Surely little remained of the Puritan legacy of prudish rectitude, he thought: surely this was now a country of excess, gluttony, lust, and sloth; surely this had grown into a land where obesity reigned and even the poor moved ponderously down the street on big thighs that rubbed fatly together. What had become of the pilgrims' gaunt and stingy oversight? He knew in part it was the visionary genius of enterprising men, but such entrepreneurs were only the tools of a hungry culture. For the descendants of those gray, upright pioneers had cherished cravings for beef patties with ketchup, deep-fried chicken and vats of ice cream, chemically scented and dyed all the colors of the rainbow, and billions upon billions of gallons of soda. Their thirst had never been quite slaked and so they never finished drinking; and this was the market in all its streamlined functionality-which, precisely where the supply and the demand curves crossed, had swiftly produced a nation of paralyzed giants, fallen across their couches much as soldiers on the field of battle, their arteries hard, their softened hearts failing.

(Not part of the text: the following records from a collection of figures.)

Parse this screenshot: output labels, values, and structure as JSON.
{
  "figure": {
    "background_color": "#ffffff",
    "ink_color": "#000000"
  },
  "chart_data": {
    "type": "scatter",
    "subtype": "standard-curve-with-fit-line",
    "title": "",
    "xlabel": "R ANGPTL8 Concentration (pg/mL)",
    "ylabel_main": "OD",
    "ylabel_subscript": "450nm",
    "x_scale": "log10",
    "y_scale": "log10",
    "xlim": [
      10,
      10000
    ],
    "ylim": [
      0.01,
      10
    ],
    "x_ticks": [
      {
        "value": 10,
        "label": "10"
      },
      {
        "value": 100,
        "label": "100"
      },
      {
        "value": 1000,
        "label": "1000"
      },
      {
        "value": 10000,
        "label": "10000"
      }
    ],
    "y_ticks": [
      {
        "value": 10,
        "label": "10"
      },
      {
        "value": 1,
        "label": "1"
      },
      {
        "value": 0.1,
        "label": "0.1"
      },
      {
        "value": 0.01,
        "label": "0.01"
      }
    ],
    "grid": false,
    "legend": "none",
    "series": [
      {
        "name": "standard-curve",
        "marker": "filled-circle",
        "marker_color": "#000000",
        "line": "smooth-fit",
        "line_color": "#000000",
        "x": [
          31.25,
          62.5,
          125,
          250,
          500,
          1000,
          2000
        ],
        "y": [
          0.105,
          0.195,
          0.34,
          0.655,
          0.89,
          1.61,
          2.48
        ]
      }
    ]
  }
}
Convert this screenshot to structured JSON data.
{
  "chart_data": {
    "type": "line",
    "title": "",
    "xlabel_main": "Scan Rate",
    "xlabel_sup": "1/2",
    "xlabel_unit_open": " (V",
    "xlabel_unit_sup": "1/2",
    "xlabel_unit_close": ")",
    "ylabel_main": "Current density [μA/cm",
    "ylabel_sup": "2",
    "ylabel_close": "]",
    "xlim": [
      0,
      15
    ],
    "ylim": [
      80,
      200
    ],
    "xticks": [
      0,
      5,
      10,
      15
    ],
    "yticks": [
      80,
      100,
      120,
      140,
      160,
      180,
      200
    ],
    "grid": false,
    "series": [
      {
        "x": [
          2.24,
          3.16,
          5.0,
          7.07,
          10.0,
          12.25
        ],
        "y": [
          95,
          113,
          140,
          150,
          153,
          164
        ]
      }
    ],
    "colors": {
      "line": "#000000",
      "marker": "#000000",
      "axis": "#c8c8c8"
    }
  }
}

The market made a fool of you by giving you what you wanted. But this did not make him resent it; it merely earned his respect. From the day you were born you were called upon to discern what to choose.

If Ian Van Heysen and the other brothers did not often show him that capacity he had so treasured a mere ten years before-namely the tending of all people toward the enigmatic greatness suggested by a dollar bill-they could not be blamed for it. There were times when he stooped to irritation; that he should be the steward of such a wayward flock was occasionally a burden.

But they were children with handicaps, though these handicaps were not always visible: ease, abundance, overstimulation. He thought of their tendencies toward indolence and abuse as a temporary run through the gauntlet of privilege; they would grow out of their puckishness all too soon. For they were correct in believing this was their last hurrah, and most of them would age fast once the halls of the university pulled away behind them. He himself was disposed to a persistent cheerfulness that flew in the face of his rationality; he knew how fortunate he was. He had always been purposeful. But he could see in the faces of others how many were not so disposed, and likely never would be.